When libcurl is used for Internet transfers, it stores data in caches and state storage in order to do subsequent transfers faster and better.

The caches are kept associated with the CURL or CURLM handles, depending on which libcurl API is used, easy or multi.

DNS cache

When libcurl resolves the IP addresses of a hostname it stores the result in its DNS cache (with a default life-time of 60 seconds), so that subsequent lookups can use the cached data immediately instead of doing the (potentially slow) resolve operation again. This cache exists in memory only.

connection cache

Also known as the connection pool. This is where curl puts live connections after a transfer is complete so that a subsequent transfer might be able to use an already existing connection instead of having to set a new one up.
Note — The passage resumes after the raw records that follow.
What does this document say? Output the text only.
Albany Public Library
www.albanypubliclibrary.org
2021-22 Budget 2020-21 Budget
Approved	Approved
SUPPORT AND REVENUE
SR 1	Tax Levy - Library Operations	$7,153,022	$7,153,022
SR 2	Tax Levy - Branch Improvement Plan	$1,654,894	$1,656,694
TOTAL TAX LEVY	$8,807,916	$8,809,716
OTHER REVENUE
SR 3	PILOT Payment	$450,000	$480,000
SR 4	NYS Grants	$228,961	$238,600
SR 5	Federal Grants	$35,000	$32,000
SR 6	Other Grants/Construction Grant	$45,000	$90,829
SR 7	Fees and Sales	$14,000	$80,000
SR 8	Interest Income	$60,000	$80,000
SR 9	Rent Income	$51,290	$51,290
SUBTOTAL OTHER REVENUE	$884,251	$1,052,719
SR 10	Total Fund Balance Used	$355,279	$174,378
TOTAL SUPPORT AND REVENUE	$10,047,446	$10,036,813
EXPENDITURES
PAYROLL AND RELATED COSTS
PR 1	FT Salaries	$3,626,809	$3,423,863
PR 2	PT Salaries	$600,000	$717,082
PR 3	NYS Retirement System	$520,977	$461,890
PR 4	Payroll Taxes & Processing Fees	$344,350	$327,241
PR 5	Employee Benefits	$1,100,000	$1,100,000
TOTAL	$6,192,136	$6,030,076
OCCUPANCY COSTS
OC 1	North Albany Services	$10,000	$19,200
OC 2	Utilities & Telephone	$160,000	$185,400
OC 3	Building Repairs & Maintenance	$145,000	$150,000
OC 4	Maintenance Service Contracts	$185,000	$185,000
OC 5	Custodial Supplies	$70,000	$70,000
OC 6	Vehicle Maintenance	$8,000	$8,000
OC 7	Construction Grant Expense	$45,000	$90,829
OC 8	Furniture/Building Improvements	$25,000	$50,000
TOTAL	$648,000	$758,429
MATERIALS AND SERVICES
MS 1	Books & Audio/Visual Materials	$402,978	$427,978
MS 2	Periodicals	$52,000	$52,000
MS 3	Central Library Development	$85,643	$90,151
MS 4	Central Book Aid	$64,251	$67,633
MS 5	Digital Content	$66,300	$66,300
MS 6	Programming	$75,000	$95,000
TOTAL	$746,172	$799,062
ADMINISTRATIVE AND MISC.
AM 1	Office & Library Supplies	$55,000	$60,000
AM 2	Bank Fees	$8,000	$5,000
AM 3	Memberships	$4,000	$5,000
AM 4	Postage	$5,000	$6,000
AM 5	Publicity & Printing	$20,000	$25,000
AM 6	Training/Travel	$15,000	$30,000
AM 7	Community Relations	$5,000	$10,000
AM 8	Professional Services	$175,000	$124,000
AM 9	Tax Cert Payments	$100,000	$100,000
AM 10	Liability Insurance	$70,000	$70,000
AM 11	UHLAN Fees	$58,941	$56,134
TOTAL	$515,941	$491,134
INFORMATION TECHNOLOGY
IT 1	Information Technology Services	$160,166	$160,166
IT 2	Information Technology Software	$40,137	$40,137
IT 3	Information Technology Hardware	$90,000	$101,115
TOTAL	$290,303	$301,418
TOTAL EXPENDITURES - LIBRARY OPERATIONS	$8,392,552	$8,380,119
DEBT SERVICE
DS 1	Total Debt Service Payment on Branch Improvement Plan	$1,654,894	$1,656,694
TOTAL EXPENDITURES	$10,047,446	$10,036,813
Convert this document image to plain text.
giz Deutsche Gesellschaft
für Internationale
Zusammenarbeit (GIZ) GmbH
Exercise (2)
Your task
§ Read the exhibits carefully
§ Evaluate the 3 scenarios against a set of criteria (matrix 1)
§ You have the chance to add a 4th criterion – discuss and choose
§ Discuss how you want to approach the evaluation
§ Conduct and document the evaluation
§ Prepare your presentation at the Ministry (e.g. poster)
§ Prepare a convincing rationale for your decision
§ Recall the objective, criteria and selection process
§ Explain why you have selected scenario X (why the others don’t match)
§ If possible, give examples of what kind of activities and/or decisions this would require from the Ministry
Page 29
When a connection is reused, curl avoids name lookups, TLS handshakes and more. This cache exists in memory only.

TLS session-ID cache

When curl uses TLS, it saves the session-ID in a cache. When a subsequent transfer needs to redo the TLS handshake with a host for which it has a cached session-ID, the handshake can complete faster. This cache exists in memory only.

CA store cache

When curl creates a new connection and performs a TLS handshake, it needs to load and parse a CA store to use for verifying the certificate presented by the remote server. The CA store cache keeps the parsed CA store in memory for a period of time (default is 24 hours) so that subsequent handshakes are done much faster by avoiding having to re-parse this potentially large data amount. This cache exists in memory only. Added in 7.87.0.

HSTS

HSTS is HTTP Strict Transport Security. HTTPS servers can inform clients that they want the client to connect to its hostname using only HTTPS going forward and not HTTP, even when HTTP:// URLs are used. curl keeps this connection upgrade information in memory and can be told to load it from and save it to disk as well.

Alt-Svc

Alt-Svc: is an HTTP response header that informs the client about alternative hostnames, port numbers and protocol versions where the same service is also available. curl keeps this alternative service information in memory and can be told to load it from and save it to disk as well.

Cookies

Cookies are name value pairs sent from an HTTP server to the client, meant to be sent back in subsequent requests that match the conditions. curl keeps all cookies in memory and can be told to load them from and save them to disk as well.